Puede estar en el interior de una bolsa o una caja, ajustado tras un rodapié, en algún compartimento entre los tablones del suelo o emparedado en el muro. Abre los cajones de la cocina y se asegura de que no está allí, aunque lo más probable es que ya lo hayan mirado quienes buscaron antes que él.

Su atención se desliza lentamente sobre la maqueta del barrio. Cientos de minúsculas casas con sus mansardas y sus balcones. Es exactamente este barrio, se da cuenta de pronto, sin color ni gente, miniaturizado. Su diminuta versión espectral. Uno de los edificios parece particularmente pulido por la insistencia del tacto: el edificio en el que se encuentra, el hogar.

Se inclina para ubicar su mirada al nivel de la calle convirtiéndose en un dios que se asoma sobre el Barrio Latino. Con dos dedos podría agarrar a cualquier persona que eligiera o aplastar de un golpe la mitad de la ciudad. Posa los dedos sobre el tejado de la casa en la que se encuentra y la agita de atrás adelante. La casa se desprende de la maqueta con facilidad, como si hubiese sido diseñada con ese propósito. Le da la vuelta a la altura de sus ojos: dieciocho pequeñas ventanas, seis balcones y una diminuta puerta de entrada. Ahí abajo, bajo esta misma ventana, acecha la pequeña casera con sus gatos y aquí, en la cuarta planta, está ahora él mismo.
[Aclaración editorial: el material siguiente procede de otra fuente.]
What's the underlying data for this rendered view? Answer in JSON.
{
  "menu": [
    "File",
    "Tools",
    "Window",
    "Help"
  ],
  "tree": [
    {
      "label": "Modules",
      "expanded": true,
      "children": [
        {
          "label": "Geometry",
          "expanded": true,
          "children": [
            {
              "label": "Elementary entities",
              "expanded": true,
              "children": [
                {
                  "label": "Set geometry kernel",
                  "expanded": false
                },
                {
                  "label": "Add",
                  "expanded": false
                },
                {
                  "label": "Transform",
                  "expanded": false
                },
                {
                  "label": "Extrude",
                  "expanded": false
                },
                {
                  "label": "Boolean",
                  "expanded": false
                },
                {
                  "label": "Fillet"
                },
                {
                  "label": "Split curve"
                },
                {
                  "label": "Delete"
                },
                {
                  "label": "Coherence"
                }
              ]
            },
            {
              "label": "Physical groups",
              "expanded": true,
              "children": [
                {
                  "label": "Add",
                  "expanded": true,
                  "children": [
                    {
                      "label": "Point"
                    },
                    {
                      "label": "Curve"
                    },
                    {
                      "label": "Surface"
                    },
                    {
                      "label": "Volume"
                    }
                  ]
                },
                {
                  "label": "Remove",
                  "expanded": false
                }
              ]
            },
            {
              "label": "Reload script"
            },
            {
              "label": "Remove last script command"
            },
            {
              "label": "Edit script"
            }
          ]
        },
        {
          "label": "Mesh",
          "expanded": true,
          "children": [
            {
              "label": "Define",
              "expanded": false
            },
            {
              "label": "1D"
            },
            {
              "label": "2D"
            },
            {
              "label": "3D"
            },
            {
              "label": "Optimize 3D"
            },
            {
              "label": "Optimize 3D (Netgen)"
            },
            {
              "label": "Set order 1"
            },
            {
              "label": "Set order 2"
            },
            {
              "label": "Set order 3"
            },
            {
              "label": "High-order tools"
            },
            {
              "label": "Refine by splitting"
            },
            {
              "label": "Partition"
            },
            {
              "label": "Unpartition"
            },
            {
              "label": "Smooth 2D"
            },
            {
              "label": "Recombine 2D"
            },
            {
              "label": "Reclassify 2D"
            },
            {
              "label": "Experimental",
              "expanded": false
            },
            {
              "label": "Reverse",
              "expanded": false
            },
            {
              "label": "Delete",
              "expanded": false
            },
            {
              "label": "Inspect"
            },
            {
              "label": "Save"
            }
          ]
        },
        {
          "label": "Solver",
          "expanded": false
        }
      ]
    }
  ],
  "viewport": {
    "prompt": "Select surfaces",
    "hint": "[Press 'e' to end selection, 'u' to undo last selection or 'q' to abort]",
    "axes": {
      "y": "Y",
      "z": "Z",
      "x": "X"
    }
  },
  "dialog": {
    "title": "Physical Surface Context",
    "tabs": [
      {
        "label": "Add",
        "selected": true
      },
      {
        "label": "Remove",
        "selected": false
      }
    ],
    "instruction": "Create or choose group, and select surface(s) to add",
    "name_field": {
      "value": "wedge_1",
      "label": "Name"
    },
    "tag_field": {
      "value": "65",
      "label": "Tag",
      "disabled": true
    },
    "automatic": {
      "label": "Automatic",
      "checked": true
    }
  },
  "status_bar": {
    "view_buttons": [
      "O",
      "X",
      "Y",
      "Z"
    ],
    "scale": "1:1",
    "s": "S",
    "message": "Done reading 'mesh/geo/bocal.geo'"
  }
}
En el fondo descubre un pequeño agujero que no se diferencia en nada a una de las cerraduras del joyero que vio en el museo hace tres años. La casa, lo entiende de pronto, es un contenedor, un receptáculo. Juega un rato con él intentando resolverlo. Le da la vuelta, prueba por la parte de abajo, por un lado.

Se disparan las palpitaciones de su corazón. Algo húmedo y febril le cubre la lengua.

¿Guardas algo en tu interior?

Von Rumpel pone la pequeña casa sobre el suelo, alza el pie y la destroza.